Nike’s iPhone-connected smart jerseys keep NBA fans connected


The NBA and Nike introduce the Connected Jersey for fans.
Photo: NBA video

The NBA held a glitzy press event last week in Los Angeles to show off new team apparel for the upcoming basketball season. The star wasn’t the retooled jersey designs from Nike, hooded warmup jacket or even any of the 30 players who showed up to model.

It was the tag.

The Nike NBA Connected Jersey will cost fans $200 but inside the tag is a near field communication chip that connects to an iPhone app so that the wearer can have an “all-access pass” to content featuring their favorite players and teams.

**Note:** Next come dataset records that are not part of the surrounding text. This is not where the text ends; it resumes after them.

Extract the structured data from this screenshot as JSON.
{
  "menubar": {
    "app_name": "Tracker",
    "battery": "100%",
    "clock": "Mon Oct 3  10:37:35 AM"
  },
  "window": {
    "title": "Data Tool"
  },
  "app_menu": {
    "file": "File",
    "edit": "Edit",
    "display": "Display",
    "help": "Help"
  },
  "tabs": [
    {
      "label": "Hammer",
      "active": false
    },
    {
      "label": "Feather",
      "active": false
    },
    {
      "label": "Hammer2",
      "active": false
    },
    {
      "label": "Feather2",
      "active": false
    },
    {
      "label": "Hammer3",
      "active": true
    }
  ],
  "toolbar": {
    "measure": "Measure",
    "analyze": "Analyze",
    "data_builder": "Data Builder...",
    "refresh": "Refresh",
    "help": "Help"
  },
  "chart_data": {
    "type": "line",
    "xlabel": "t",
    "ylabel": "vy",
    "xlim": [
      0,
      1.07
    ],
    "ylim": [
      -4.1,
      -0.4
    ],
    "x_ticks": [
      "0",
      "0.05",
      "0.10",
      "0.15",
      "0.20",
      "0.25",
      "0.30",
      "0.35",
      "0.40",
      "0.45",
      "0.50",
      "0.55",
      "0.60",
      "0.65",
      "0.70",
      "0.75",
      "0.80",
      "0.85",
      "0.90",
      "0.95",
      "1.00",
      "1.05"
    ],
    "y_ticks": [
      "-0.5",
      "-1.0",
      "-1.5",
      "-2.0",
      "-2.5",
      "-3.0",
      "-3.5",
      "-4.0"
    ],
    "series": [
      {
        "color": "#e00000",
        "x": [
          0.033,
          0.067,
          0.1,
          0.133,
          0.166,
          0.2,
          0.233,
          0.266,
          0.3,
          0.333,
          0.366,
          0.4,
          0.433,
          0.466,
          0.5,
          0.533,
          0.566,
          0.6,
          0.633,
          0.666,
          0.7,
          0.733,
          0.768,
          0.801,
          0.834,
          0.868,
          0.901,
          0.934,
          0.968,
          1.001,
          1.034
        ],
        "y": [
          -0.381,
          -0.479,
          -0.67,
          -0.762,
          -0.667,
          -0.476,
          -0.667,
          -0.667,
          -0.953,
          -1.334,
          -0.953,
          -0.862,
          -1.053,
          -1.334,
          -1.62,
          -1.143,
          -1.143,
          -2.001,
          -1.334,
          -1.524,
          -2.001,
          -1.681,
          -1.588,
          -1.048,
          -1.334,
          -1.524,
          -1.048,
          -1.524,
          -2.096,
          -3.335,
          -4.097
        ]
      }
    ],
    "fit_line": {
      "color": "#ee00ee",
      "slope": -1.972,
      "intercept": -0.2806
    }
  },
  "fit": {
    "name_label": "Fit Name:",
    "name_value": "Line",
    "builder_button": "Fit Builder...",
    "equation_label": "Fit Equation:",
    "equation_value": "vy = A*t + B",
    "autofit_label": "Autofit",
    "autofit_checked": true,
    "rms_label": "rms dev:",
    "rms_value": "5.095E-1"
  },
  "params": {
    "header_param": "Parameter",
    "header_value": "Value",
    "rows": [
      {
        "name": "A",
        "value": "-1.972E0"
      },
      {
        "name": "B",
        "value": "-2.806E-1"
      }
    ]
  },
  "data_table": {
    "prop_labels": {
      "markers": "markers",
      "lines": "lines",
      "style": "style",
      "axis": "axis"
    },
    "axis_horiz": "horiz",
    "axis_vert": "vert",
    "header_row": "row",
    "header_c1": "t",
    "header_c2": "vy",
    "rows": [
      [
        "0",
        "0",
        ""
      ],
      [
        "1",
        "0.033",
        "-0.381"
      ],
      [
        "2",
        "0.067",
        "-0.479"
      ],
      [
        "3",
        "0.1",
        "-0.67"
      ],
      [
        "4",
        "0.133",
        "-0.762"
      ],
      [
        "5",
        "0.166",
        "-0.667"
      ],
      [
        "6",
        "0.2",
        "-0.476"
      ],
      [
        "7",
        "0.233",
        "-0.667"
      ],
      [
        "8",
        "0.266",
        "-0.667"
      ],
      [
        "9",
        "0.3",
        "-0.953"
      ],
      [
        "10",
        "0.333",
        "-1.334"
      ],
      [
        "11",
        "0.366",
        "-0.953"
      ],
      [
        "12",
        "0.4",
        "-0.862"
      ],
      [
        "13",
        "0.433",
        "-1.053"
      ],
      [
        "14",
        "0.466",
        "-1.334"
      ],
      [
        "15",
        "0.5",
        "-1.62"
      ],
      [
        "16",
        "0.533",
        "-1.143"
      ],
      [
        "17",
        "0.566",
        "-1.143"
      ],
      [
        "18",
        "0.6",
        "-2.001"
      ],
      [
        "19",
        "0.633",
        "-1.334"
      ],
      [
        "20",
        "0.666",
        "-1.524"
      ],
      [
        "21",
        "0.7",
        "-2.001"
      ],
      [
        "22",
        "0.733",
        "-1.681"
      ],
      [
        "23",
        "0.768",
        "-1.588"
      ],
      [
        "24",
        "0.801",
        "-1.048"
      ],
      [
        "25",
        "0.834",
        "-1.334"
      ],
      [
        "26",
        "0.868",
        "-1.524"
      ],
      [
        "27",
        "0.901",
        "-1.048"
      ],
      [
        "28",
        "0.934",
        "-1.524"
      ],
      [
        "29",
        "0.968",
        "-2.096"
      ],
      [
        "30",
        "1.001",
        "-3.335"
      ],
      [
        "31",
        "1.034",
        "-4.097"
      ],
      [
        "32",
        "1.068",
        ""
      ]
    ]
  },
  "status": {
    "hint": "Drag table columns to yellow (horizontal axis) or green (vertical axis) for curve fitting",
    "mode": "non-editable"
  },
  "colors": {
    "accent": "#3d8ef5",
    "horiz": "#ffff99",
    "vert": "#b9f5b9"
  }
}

Likewise, advertisers could also have unique access to pitching their products.

Tap the phone to the tag.
Photo: NBA video

The sports experience has slowly been going high tech. Football and hockey coaches can now be observed glancing at tablet computers during games, hockey arenas are installing iPads to further engage the fans on site. One baseball team, the Boston Red Sox, is being investigated for allegedly using the Apple Watch to communicate pitch signs stolen from the opposing team’s catcher.

The National Basketball Association is meeting the fan at their level – their smartphone screens.

The smart jersey will work with the NikeConnect app. Both jersey and app will become available on Sept. 29. The jersey will be available online only.

“Our Nike uniforms set a new standard for connecting our most passionate fans with their favorite NBA teams and players,” NBA commissioner Adam Silver said.

Tapping the phone against the tag, fans can get exclusives, like game scores and highlights in real time, player stats, video of players arriving at the arena (with the NBA dress code, a real fashion show) and even a player’s music playlist.

Keep in mind, the Nike, the NBA, and its sponsors would also like to be connected to your wallet. Merchandise will be available for in-app purchase.

In a story reported on the tech website Ars Technica, senior editor David Kravets suggested smart jersey wearers thus become marketing pawns.

“It…provides marketers with the Holy Grail of advertising opportunities,” he wrote. “Once the jersey is activated, Nike knows who bought the jersey, where that buyer lives, and where and when the jersey was scanned.”